Two decades of research pay off as major PCA variant pinpointed
A team, including researchers at the University of North Carolina (UNC), Chapel Hill, Johns Hopkins University (JHU), University of Michigan, Wake Forest University and Translational Genomics Research Institute, has identified a rare, inherited mutation linked to a significantly higher risk of prostate cancer (PCA). The investigators looked for the same HOXB13 gene mutation among 5,100 men who had been treated for PCA; the mutation was found in 72 (1.4 per cent). These men were much more likely to have at least one first-degree relative who also had been diagnosed with PCA. The team also looked for the mutation in a control group of 1,400 men without PCA and only one of those carried the mutation. Men who were specifically enrolled in studies of early-onset or familial PCA were also studied.
Ethan Lange, UNC Chapel Hill Associate Professor of Genetics and Biostatistics, said that: “There is still work to be done regarding understanding the biological function of the mutation and the precise level of absolute risk for carriers of this mutation, a process that took years for the BRCA1 and BRCA2 genes. Still, our results strongly suggest this is the most clinically-important mutation identified for prostate cancer, to date”.
This particular mutation was found in families of European descent, while two different mutations on the HOXB13 gene were identified in families of African descent. An estimated 241,740 new cases of PCA will occur in the US during 2012, however, for reasons that remain unclear, incidence rates are significantly higher in African-Americans than Caucasians (241:100,000 vs 149:100,000 in 2008). Although death rates have decreased more rapidly among African-American than Caucasian men, rates in African-Americans remain more than twice as high as those in whites. Since only seven of the 94 families studied were of African descent, more research will be required before the significance of the mutations is known. James P Evans, Bryson Distinguished Professor of Genetics in the UNC School of Medicine, observed: “The genetics of prostate cancer have proven surprisingly difficult to unravel and this work represents significant and welcome progress. While fewer than 1 per cent of Caucasian men carry the described mutation in this particular gene, for those men who do carry it, the increased risk for developing prostate cancer is likely greater than for any previous mutation found, to date. Larger follow-up studies will be necessary to understand the importance of this finding for prostate cancer, and it remains to be seen whether this mutation is associated with other cancers”.

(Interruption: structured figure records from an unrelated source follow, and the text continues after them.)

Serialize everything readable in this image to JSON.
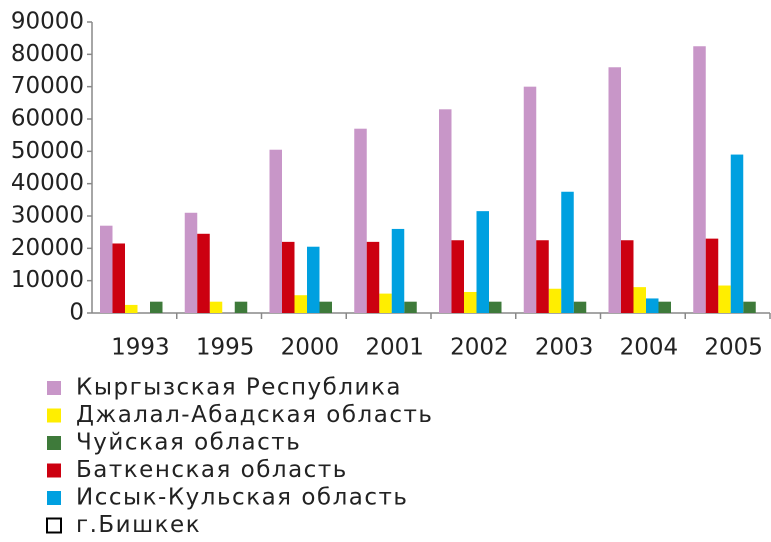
{
  "chart_data": {
    "type": "bar",
    "categories": [
      "1993",
      "1995",
      "2000",
      "2001",
      "2002",
      "2003",
      "2004",
      "2005"
    ],
    "series": [
      {
        "name": "Кыргызская Республика",
        "color": "#c896c8",
        "values": [
          27000,
          31000,
          50500,
          57000,
          63000,
          70000,
          76000,
          82500
        ]
      },
      {
        "name": "Джалал-Абадская область",
        "color": "#ffee00",
        "values": [
          2500,
          3500,
          5500,
          6000,
          6500,
          7500,
          8000,
          8500
        ]
      },
      {
        "name": "Чуйская область",
        "color": "#3e7a3a",
        "values": [
          3500,
          3500,
          3500,
          3500,
          3500,
          3500,
          3500,
          3500
        ]
      },
      {
        "name": "Баткенская область",
        "color": "#cc0010",
        "values": [
          21500,
          24500,
          22000,
          22000,
          22500,
          22500,
          22500,
          23000
        ]
      },
      {
        "name": "Иссык-Кульская область",
        "color": "#00a0e0",
        "values": [
          null,
          null,
          20500,
          26000,
          31500,
          37500,
          4500,
          49000
        ]
      },
      {
        "name": "г.Бишкек",
        "color": "#ffffff",
        "values": [
          null,
          null,
          null,
          null,
          null,
          null,
          null,
          null
        ]
      }
    ],
    "ylim": [
      0,
      90000
    ],
    "yticks": [
      0,
      10000,
      20000,
      30000,
      40000,
      50000,
      60000,
      70000,
      80000,
      90000
    ],
    "grid": false,
    "legend": "bottom"
  }
}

“It’s what we’ve been looking for over the past 20 years,” added Dr William B Isaacs, Professor of Urology and Oncology at the JHU School of Medicine. “It’s long been clear that prostate cancer can run in families, but pinpointing the underlying genetic basis has been challenging and previous studies have provided inconsistent results”. Indeed, the most recent data concerning PCA genes prior to this were presented in February 2011 from a PCA gene identification study by Genomic Health, which identified 295 genes strongly associated with clinical recurrence following radical prostatectomy with great consistency, but did not link these findings to any specific inherited mutation.